The week the queen died. It’s a bit like losing a parent, she’s been such a constant.
The disabled people I support for work are disturbed by it. They all spend a lot of time alone watching free-to-air television. They are at least annoyed by the wall to wall coverage. But two schizophrenic people are genuinely grieving, trapped with the TVs triggering it.
They are sensitive to what an anchor she has been. They feel the loss, and it seems to connect to so much else they have lost.
Internationally the grief seems to be similar, she’s a marker and connector to so much that has passed.
But here in Hebrews 12 we have the reminder that the saints are all there in heaven watching like a crowd at the Olympic Games, cheering us on to run our race unimpeded by sin as God planned: learning from Christ’s love and sacrifice to work tirelessly for God’s kingdom of peace and justice. Rahab and Jepthah are there. Plus the queen, plus mum and dad.
And even if those images were just our memories or just narratives of them, which I don’t believe they merely are. But even if they were, they would still be a powerful encouragement, and comfort in our loss. Our identity, our provenance.
It’s a frame in which to endure hardship, by remembering them, and thinking of it as discipline that strengthened them.
The author returns to the choice Moses presented to the Israelites as they looked over the border of promised land between the mountain of blessings and the mountain of curses.
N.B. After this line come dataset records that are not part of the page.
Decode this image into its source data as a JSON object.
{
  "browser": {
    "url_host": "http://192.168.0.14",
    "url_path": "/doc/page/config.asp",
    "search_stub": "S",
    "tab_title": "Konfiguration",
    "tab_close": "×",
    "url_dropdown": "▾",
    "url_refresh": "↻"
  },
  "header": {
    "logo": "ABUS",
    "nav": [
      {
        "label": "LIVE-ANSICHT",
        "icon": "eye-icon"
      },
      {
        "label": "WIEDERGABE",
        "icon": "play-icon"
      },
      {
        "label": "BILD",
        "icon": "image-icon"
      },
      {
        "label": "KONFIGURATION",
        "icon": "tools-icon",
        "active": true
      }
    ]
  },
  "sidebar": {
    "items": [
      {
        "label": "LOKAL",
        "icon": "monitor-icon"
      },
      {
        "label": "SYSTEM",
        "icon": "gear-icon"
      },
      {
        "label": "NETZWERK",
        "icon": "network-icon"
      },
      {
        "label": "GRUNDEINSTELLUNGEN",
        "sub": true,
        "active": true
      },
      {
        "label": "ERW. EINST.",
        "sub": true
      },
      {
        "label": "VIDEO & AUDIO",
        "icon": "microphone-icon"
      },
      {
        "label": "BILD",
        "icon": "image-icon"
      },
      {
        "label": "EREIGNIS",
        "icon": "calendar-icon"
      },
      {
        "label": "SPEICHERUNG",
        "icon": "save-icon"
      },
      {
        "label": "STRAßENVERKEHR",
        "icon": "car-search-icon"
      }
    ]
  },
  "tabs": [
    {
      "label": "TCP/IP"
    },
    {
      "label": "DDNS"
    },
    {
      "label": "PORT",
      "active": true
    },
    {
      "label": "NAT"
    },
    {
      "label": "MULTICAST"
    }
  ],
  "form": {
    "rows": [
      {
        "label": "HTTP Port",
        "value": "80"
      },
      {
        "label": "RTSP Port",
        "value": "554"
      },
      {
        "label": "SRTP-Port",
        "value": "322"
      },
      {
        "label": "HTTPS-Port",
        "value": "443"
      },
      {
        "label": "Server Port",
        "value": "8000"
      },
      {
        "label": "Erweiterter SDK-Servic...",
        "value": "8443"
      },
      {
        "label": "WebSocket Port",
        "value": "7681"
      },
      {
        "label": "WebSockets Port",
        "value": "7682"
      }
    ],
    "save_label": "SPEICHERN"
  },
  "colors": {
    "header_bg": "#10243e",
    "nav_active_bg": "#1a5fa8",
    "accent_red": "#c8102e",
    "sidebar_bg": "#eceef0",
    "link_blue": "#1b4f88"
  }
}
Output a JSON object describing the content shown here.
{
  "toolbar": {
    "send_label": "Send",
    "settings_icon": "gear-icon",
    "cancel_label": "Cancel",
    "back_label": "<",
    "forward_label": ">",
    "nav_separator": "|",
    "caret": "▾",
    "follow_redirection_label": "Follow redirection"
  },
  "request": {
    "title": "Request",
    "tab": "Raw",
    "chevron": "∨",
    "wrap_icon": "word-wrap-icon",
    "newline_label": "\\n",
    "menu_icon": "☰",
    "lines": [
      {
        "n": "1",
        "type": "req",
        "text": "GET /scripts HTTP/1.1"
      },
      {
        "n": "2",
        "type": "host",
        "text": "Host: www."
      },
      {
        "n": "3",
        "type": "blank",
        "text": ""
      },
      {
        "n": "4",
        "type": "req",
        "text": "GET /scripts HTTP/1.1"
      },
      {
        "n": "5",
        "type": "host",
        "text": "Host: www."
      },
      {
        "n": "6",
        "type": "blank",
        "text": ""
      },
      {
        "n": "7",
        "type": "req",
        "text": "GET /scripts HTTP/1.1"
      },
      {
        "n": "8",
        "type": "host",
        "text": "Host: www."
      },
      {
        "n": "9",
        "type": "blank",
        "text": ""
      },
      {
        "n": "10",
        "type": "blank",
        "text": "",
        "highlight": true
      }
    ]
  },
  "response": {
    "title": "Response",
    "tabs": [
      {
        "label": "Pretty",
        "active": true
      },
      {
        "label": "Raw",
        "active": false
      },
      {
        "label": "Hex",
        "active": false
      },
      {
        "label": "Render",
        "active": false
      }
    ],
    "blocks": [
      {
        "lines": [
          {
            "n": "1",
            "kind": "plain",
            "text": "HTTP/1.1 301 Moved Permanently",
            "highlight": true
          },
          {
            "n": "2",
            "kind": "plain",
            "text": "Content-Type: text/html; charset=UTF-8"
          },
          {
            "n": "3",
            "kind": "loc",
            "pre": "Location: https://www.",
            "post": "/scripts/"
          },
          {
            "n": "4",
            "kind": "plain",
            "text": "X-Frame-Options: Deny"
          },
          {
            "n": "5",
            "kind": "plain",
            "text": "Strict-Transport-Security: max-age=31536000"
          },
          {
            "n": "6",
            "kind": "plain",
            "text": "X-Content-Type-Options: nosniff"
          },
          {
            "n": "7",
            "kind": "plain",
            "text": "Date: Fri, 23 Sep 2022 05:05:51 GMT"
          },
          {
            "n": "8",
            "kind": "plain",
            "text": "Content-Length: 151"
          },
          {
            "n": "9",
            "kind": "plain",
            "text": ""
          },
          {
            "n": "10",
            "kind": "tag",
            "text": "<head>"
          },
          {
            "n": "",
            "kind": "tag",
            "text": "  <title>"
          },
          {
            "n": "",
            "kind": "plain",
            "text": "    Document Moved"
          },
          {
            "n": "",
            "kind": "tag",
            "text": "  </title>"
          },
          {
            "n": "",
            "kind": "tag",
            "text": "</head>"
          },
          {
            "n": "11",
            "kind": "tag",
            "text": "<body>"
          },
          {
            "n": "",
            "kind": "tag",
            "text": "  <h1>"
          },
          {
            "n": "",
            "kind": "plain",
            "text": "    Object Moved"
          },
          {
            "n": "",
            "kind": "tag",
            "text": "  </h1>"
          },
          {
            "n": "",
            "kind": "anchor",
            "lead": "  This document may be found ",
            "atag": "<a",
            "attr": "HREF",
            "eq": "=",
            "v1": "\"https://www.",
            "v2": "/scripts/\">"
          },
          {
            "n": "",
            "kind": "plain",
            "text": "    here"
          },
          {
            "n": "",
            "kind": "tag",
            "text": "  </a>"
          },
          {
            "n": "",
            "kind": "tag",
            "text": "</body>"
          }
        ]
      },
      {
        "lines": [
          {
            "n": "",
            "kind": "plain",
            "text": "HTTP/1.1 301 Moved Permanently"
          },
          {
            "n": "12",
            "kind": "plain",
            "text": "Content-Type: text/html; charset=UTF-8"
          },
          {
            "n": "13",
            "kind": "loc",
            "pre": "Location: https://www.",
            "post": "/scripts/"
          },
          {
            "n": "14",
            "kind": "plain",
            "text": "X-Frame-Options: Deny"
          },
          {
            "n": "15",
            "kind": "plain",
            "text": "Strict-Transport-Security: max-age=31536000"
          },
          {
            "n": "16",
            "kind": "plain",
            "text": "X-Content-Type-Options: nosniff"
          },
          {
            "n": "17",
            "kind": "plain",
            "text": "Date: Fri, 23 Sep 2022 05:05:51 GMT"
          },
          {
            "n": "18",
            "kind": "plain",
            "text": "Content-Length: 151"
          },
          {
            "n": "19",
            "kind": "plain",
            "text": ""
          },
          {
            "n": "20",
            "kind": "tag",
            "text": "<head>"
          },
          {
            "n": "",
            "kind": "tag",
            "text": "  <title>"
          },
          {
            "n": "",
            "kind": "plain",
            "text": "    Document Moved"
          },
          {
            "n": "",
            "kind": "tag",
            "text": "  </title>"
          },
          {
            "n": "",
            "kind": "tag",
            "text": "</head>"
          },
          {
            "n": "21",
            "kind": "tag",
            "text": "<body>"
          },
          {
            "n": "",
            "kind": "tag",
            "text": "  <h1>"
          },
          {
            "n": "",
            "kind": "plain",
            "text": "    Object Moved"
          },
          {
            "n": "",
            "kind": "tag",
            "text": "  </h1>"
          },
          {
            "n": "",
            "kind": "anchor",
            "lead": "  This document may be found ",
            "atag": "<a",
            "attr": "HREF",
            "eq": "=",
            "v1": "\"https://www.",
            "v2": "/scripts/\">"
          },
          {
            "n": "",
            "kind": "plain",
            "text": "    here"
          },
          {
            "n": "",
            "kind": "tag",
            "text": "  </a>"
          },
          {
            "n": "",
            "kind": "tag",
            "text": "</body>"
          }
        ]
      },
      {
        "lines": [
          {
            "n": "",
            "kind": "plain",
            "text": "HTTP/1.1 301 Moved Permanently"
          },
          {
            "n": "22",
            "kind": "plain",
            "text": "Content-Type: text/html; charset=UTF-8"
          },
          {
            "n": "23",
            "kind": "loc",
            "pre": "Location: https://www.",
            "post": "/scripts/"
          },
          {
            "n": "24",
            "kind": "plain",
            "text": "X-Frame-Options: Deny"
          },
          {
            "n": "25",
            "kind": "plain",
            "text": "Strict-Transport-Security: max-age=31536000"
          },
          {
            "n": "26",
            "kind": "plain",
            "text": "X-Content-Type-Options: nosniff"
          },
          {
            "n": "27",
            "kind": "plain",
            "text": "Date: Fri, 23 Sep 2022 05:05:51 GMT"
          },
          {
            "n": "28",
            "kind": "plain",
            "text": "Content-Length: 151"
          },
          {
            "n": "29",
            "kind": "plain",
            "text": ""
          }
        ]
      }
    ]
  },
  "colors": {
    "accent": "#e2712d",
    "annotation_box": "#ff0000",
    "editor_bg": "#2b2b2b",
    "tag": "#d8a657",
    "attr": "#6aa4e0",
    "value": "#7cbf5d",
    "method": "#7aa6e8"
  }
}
Who will they serve? When everything is going wrong, I might be fooled into thinking I’m on the mountain of curses.
But my hardship for Christ’s name is like the wilderness years. They lead to mount Zion; to blessing not curses. And to reject it would be to reject God’s grace.
Maybe my hardship at the moment involves batting down my feelings of frustration at being stuck being a mere support worker, and my sense of burnout at church. Maybe it’s taking greater care of Kelly and the kids. Maybe there are whole new paths out there that I could be open to. The choices are more about the spirit and the fruit than the specific path.
Great chapter, interesting thoughts. And today I have a day off with Kelly, and a drive to visit our friend Lisa up the coast. Yippee!
Praying for family, and as I have got in the habit before every shift, for wisdom and love.